TB Free England

Bovine TB (bTB) devastates thousands of farming family businesses every year and tens of thousands of cattle are culled annually in England because of it. Find out more about bTB, its impact, and why we must use all available options to make England TB free.

 Cattle culled in England because of bovine TB since January 1 2008

Badger survey results a concern for farmers

More than a quarter of roadkill badgers collected as part of a survey coordinated by a farmer from the Greater Manchester area tested positive for bovine TB.

Bill Mellor, who farms near Stockport and has never had a bTB outbreak in his herd, set up the survey because of concerns about the slow spread north of the disease through Cheshire over the last 20 years.

Working with Stockport Metropolitan Borough Council – who notified him of any roadkill badgers in the area – Mr Mellor collected 30 carcases which were then sent to the universities of Liverpool and Nottingham’s schools of veterinary medicine for testing for bTB.

Of the 30 collected, eight badgers were shown to be positive for bTB after samples were cultured in the laboratory. Seven of the eight were found to have the same strain of bTB found in a roadkill badger survey carried out in Cheshire in 2014.

Mr Mellor said: “Over the past 20 years bTB has slowly crept north through Cheshire to the point where herds on the border with Greater Manchester are now becoming infected. I set this project up because I believe it is crucial that surveillance of local wildlife is carried out in all areas on the edge of the disease spread like this so we can see exactly how far the disease has spread and what needs to be done to stop it.

“The fact that more than a quarter of the badgers found were shown to be carrying bTB is very concerning for farmers in this area, especially given that the majority of the badgers were carrying the same strain of bTB which was found in the Cheshire roadkill badger survey in 2014. I’m concerned at the sheer number of badgers in the Stockport area.

“The area where I farm is classed by Defra as a bTB low risk area, which means cattle herds are routinely TB tested every four years. But we’re bordered by Cheshire and Derbyshire where there have been regular bTB outbreaks.

“To stand a chance of stopping the spread of bTB in this area, and others like it, we need to know how the disease is being spread – is it through cattle movements, and cattle to cattle contact, or through wildlife?”

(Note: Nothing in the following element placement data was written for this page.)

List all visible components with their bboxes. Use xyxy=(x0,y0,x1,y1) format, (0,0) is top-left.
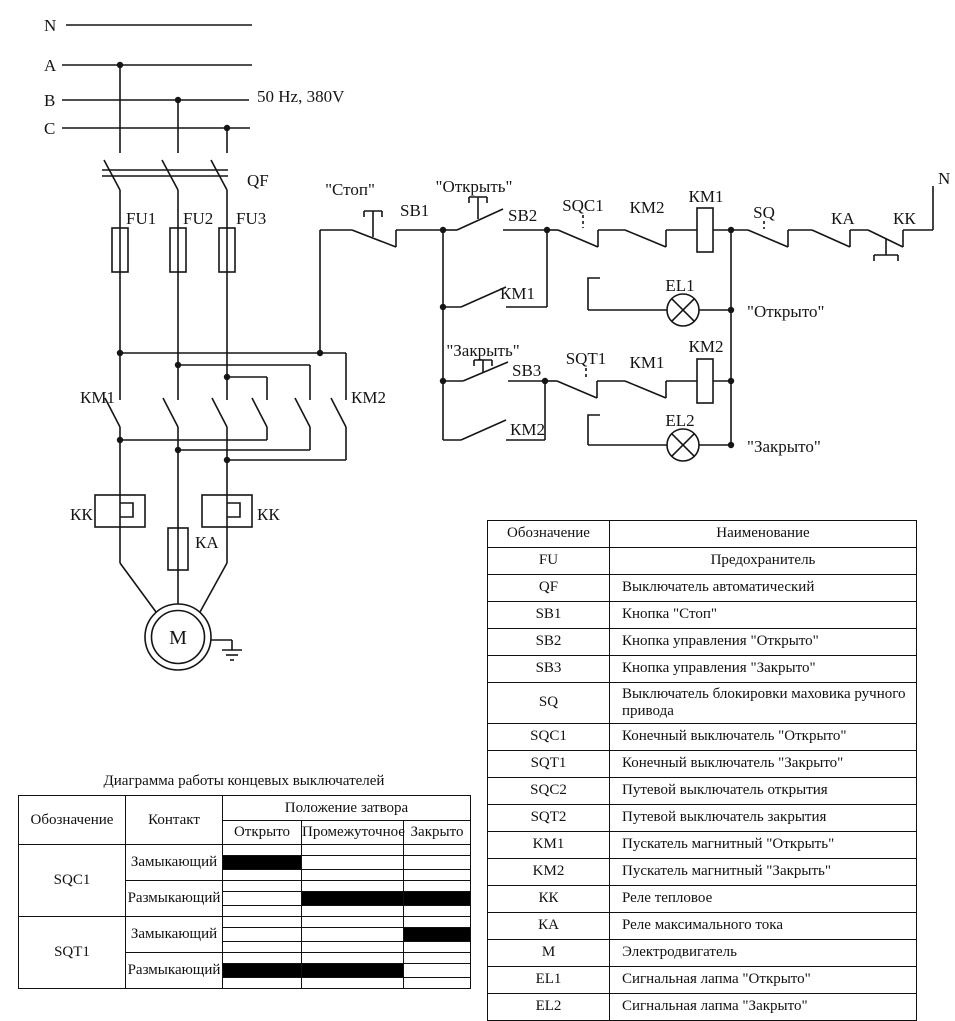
sqt1-contact-label: SQT1 xyxy=(565,349,607,368)
overcurrent-relay xyxy=(168,528,219,604)
kk-contact-label: КК xyxy=(893,209,916,228)
diagram-contact-type: Замыкающий xyxy=(126,917,223,953)
diagram-row xyxy=(19,845,471,881)
km2-coil-label: КМ2 xyxy=(688,337,724,356)
legend-table xyxy=(487,520,917,1021)
legend-row: SQT1 Конечный выключатель "Закрыто" xyxy=(488,751,917,778)
el2-lamp-branch xyxy=(588,411,821,461)
diagram-designation: SQC1 xyxy=(19,845,126,917)
fuses xyxy=(112,190,266,400)
legend-row: KM1 Пускатель магнитный "Открыть" xyxy=(488,832,917,859)
km1-nc-label: КМ1 xyxy=(629,353,665,372)
sq-contact-label: SQ xyxy=(753,203,775,222)
fu3-label: FU3 xyxy=(236,209,267,228)
bus-n-label: N xyxy=(44,16,57,35)
stop-caption: "Стоп" xyxy=(325,180,375,199)
sb3-label: SB3 xyxy=(512,361,542,380)
kk-left-label: КК xyxy=(70,505,93,524)
diagram-header-contact: Контакт xyxy=(126,796,223,845)
diagram-bar-cell xyxy=(302,917,404,953)
diagram-contact-type: Размыкающий xyxy=(126,953,223,989)
limit-switch-diagram-table xyxy=(18,795,471,989)
diagram-header-intermediate: Промежуточное xyxy=(302,821,404,845)
diagram-bar-cell xyxy=(404,881,471,917)
diagram-bar-cell xyxy=(223,881,302,917)
ka-power-label: КА xyxy=(195,533,219,552)
open-caption: "Открыть" xyxy=(435,177,513,196)
legend-row: SB2 Кнопка управления "Открыто" xyxy=(488,629,917,656)
legend-row: KM2 Пускатель магнитный "Закрыть" xyxy=(488,859,917,886)
diagram-row xyxy=(19,917,471,953)
power-supply-lines xyxy=(44,16,345,153)
neutral-label: N xyxy=(938,169,951,188)
diagram-bar-cell xyxy=(302,881,404,917)
km2-nc-label: КМ2 xyxy=(629,198,665,217)
bus-a-label: A xyxy=(44,56,57,75)
legend-row: FU Предохранитель xyxy=(488,548,917,575)
km1-coil-label: КМ1 xyxy=(688,187,724,206)
legend-row: SB1 Кнопка "Стоп" xyxy=(488,602,917,629)
el1-lamp-branch xyxy=(588,276,824,326)
diagram-designation: SQT1 xyxy=(19,917,126,989)
legend-row: КА Реле максимального тока xyxy=(488,913,917,940)
legend-header-name: Наименование xyxy=(610,521,917,548)
diagram-header-designation: Обозначение xyxy=(19,796,126,845)
ka-contact-label: КА xyxy=(831,209,855,228)
km2-hold-label: КМ2 xyxy=(510,420,545,439)
diagram-bar-cell xyxy=(404,917,471,953)
legend-row: SQC1 Конечный выключатель "Открыто" xyxy=(488,724,917,751)
legend-row: EL1 Сигнальная лапма "Открыто" xyxy=(488,967,917,994)
el2-label: EL2 xyxy=(665,411,695,430)
legend-row: SQT2 Путевой выключатель закрытия xyxy=(488,805,917,832)
motor xyxy=(145,604,211,670)
legend-header-row xyxy=(488,521,917,548)
sqc1-contact-label: SQC1 xyxy=(562,196,604,215)
motor-label: М xyxy=(169,627,187,649)
diagram-bar-cell xyxy=(223,917,302,953)
km1-hold-label: КМ1 xyxy=(500,284,535,303)
thermal-relay-left xyxy=(70,495,156,612)
legend-row: SQC2 Путевой выключатель открытия xyxy=(488,778,917,805)
sb2-label: SB2 xyxy=(508,206,538,225)
fu1-label: FU1 xyxy=(126,209,157,228)
legend-row: SQ Выключатель блокировки маховика ручного привода xyxy=(488,683,917,724)
legend-row: М Электродвигатель xyxy=(488,940,917,967)
diagram-table-title: Диаграмма работы концевых выключателей xyxy=(103,773,385,789)
diagram-bar-cell xyxy=(404,845,471,881)
kk-right-label: КК xyxy=(257,505,280,524)
el1-label: EL1 xyxy=(665,276,695,295)
diagram-bar-cell xyxy=(223,953,302,989)
diagram-header-open: Открыто xyxy=(223,821,302,845)
opened-caption: "Открыто" xyxy=(747,302,825,321)
bus-b-label: B xyxy=(44,91,56,110)
reversing-wiring xyxy=(117,350,346,463)
diagram-bar-cell xyxy=(302,953,404,989)
closed-caption: "Закрыто" xyxy=(747,437,821,456)
ground-icon xyxy=(211,640,242,660)
qf-label: QF xyxy=(247,171,269,190)
qf-breaker xyxy=(102,160,269,190)
diagram-bar-cell xyxy=(302,845,404,881)
sb1-label: SB1 xyxy=(400,201,430,220)
legend-row: КК Реле тепловое xyxy=(488,886,917,913)
close-caption: "Закрыть" xyxy=(446,341,520,360)
diagram-header-group: Положение затвора xyxy=(223,796,471,821)
legend-row: QF Выключатель автоматический xyxy=(488,575,917,602)
control-rung-open xyxy=(320,169,950,353)
diagram-contact-type: Размыкающий xyxy=(126,881,223,917)
km1-power-label: КМ1 xyxy=(80,388,115,407)
diagram-bar-cell xyxy=(223,845,302,881)
km2-power-label: КМ2 xyxy=(351,388,386,407)
supply-rating-label: 50 Hz, 380V xyxy=(257,87,345,106)
legend-row: SB3 Кнопка управления "Закрыто" xyxy=(488,656,917,683)
diagram-header-row-1 xyxy=(19,796,471,821)
km1-power-contacts xyxy=(80,388,227,528)
bus-c-label: C xyxy=(44,119,56,138)
diagram-bar-cell xyxy=(404,953,471,989)
legend-header-designation: Обозначение xyxy=(488,521,610,548)
fu2-label: FU2 xyxy=(183,209,214,228)
diagram-header-closed: Закрыто xyxy=(404,821,471,845)
diagram-contact-type: Замыкающий xyxy=(126,845,223,881)
thermal-relay-right xyxy=(200,495,280,612)
legend-row: EL2 Сигнальная лапма "Закрыто" xyxy=(488,994,917,1021)
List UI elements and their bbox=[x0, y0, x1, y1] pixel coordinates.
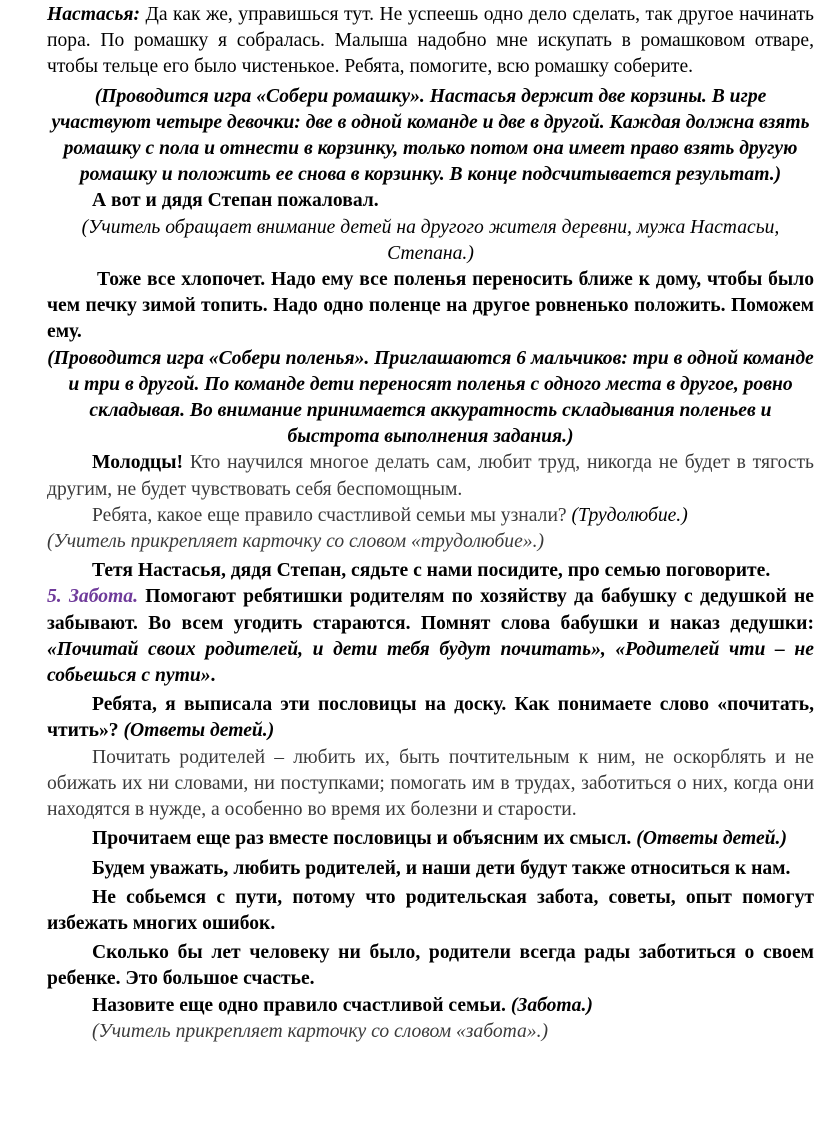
well-done-text: Кто научился многое делать сам, любит труд, никогда не будет в тягость другим, не будет чувствовать себя беспомощным. bbox=[47, 452, 814, 500]
read-again-text: Прочитаем еще раз вместе пословицы и объясним их смысл. bbox=[92, 828, 637, 850]
paragraph-happiness: Сколько бы лет человеку ни было, родители всегда рады заботиться о своем ребенке. Это большое счастье. bbox=[47, 942, 814, 990]
paragraph-honor-parents: Почитать родителей – любить их, быть почтительным к ним, не оскорблять и не обижать их ни словами, ни поступками; помогать им в трудах, заботиться о них, когда они находятся в нужде, а особенно во время их болезни и старости. bbox=[47, 746, 814, 821]
name-rule-answer: (Забота.) bbox=[510, 994, 593, 1016]
stage-direction-card-care: (Учитель прикрепляет карточку со словом «забота».) bbox=[92, 1020, 549, 1042]
proverbs-board-text: Ребята, я выписала эти пословицы на доску. Как понимаете слово «почитать, чтить»? bbox=[47, 694, 814, 742]
paragraph-read-again bbox=[0, 826, 816, 852]
paragraph-family-rule-question bbox=[0, 503, 816, 529]
paragraph-respect-parents: Будем уважать, любить родителей, и наши дети будут также относиться к нам. bbox=[92, 857, 791, 879]
stage-direction-teacher-attention: (Учитель обращает внимание детей на другого жителя деревни, мужа Настасьи, Степана.) bbox=[81, 216, 780, 264]
stage-direction-logs-game: (Проводится игра «Собери поленья». Приглашаются 6 мальчиков: три в одной команде и три в другой. По команде дети переносят поленья с одного места в другое, ровно складывая. Во внимание принимается аккуратность складывания поленьев и быстрота выполнения задания.) bbox=[47, 347, 814, 448]
paragraph-nastasya-speech bbox=[0, 2, 816, 81]
paragraph-well-done bbox=[0, 450, 816, 502]
paragraph-sit-with-us: Тетя Настасья, дядя Степан, сядьте с нами посидите, про семью поговорите. bbox=[92, 560, 771, 582]
care-end: . bbox=[210, 665, 216, 687]
speaker-label: Настасья: bbox=[47, 4, 141, 25]
paragraph-name-rule bbox=[0, 993, 816, 1019]
paragraph-not-lose-way: Не собьемся с пути, потому что родительская забота, советы, опыт помогут избежать многих ошибок. bbox=[47, 886, 814, 934]
paragraph-logs: Тоже все хлопочет. Надо ему все поленья переносить ближе к дому, чтобы было чем печку зимой топить. Надо одно поленце на другое ровненько положить. Поможем ему. bbox=[47, 269, 814, 343]
stage-direction-chamomile-game: (Проводится игра «Собери ромашку». Настасья держит две корзины. В игре участвуют четыре девочки: две в одной команде и две в другой. Каждая должна взять ромашку с пола и отнести в корзинку, только потом она имеет право взять другую ромашку и положить ее снова в корзинку. В конце подсчитывается результат.) bbox=[51, 85, 810, 186]
read-again-answer: (Ответы детей.) bbox=[636, 828, 787, 850]
paragraph-uncle-stepan: А вот и дядя Степан пожаловал. bbox=[92, 190, 379, 212]
proverbs-italic: «Почитай своих родителей, и дети тебя будут почитать», «Родителей чти – не собьешься с пути» bbox=[47, 638, 814, 687]
section-care bbox=[0, 584, 816, 689]
speech-text: Да как же, управишься тут. Не успеешь одно дело сделать, так другое начинать пора. По ромашку я собралась. Малыша надобно мне искупать в ромашковом отваре, чтобы тельце его было чистенькое. Ребята, помогите, всю ромашку соберите. bbox=[47, 4, 814, 78]
well-done-bold: Молодцы! bbox=[92, 452, 184, 474]
answer-italic: (Трудолюбие.) bbox=[571, 504, 688, 526]
proverbs-board-answer: (Ответы детей.) bbox=[123, 720, 275, 742]
name-rule-text: Назовите еще одно правило счастливой семьи. bbox=[92, 994, 511, 1016]
paragraph-proverbs-board bbox=[0, 692, 816, 744]
stage-direction-card-diligence: (Учитель прикрепляет карточку со словом «трудолюбие».) bbox=[47, 531, 545, 553]
question-text: Ребята, какое еще правило счастливой семьи мы узнали? bbox=[92, 504, 572, 526]
section-heading-care: 5. Забота. bbox=[47, 586, 138, 608]
care-text: Помогают ребятишки родителям по хозяйству да бабушку с дедушкой не забывают. Во всем угодить стараются. Помнят слова бабушки и наказ дедушки: bbox=[47, 586, 814, 634]
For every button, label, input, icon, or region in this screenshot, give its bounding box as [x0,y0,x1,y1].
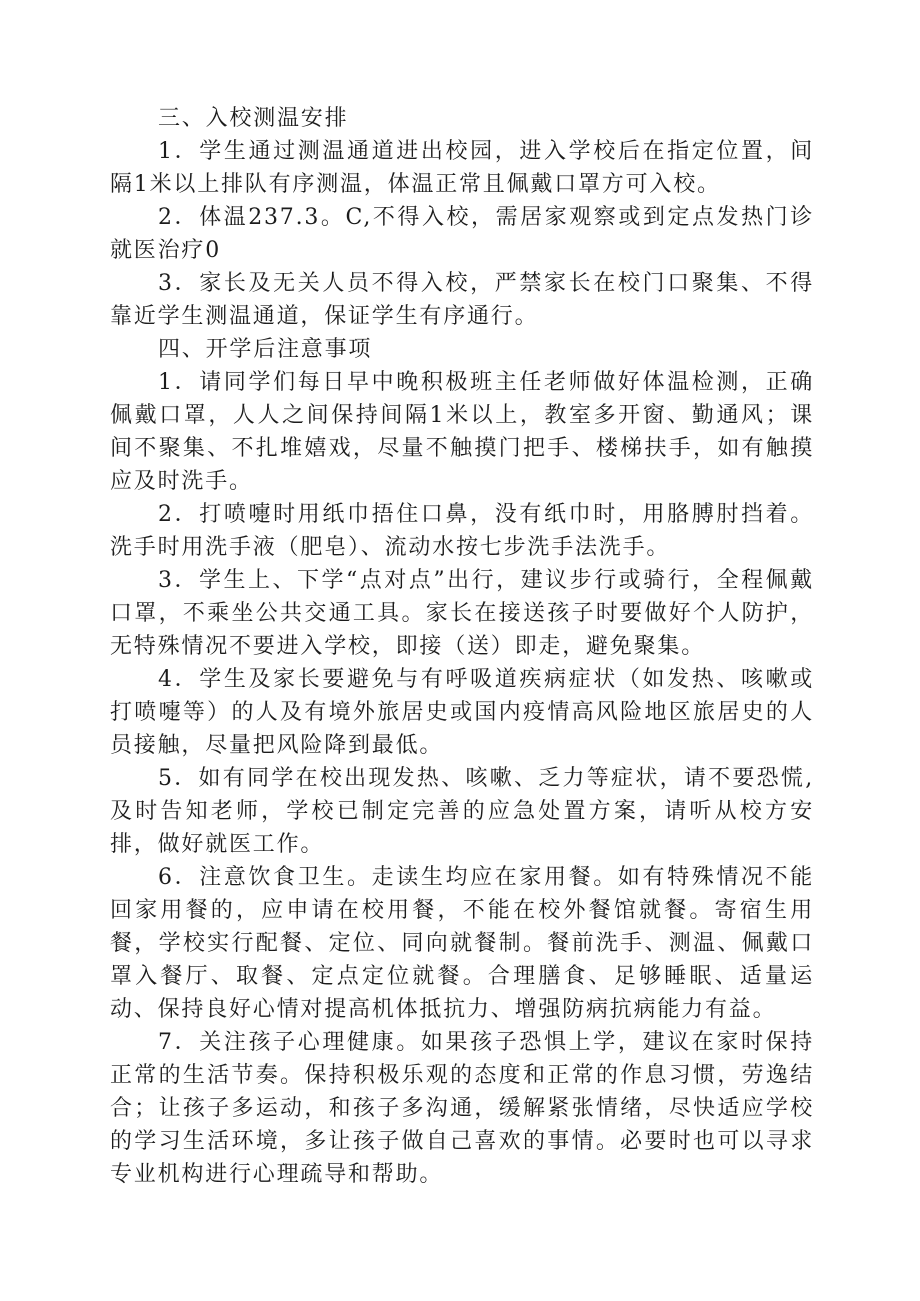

For the survey, Stockport Metropolitan Borough Council notified Mr Mellor of any dead road kill badgers. He was granted a waste carrier licence from the Environment Agency and collected the carcases, triple bagged and sealed them, and delivered them to the University of Liverpool together with the necessary paperwork.

Mr Mellor said he welcomed news that Defra is now funding roadkill badger surveys across the whole of the area deemed to be at the edge of the disease spread to try and get a better understanding of where the reservoir of disease is in wildlife.

“By carrying out this kind of surveillance work, as well as fully analysing all the data available about bTB outbreaks in cattle, we will gain a much better understanding of how the disease is spreading and what methods will be most effective at stopping it and eventually eradicating it,” he said.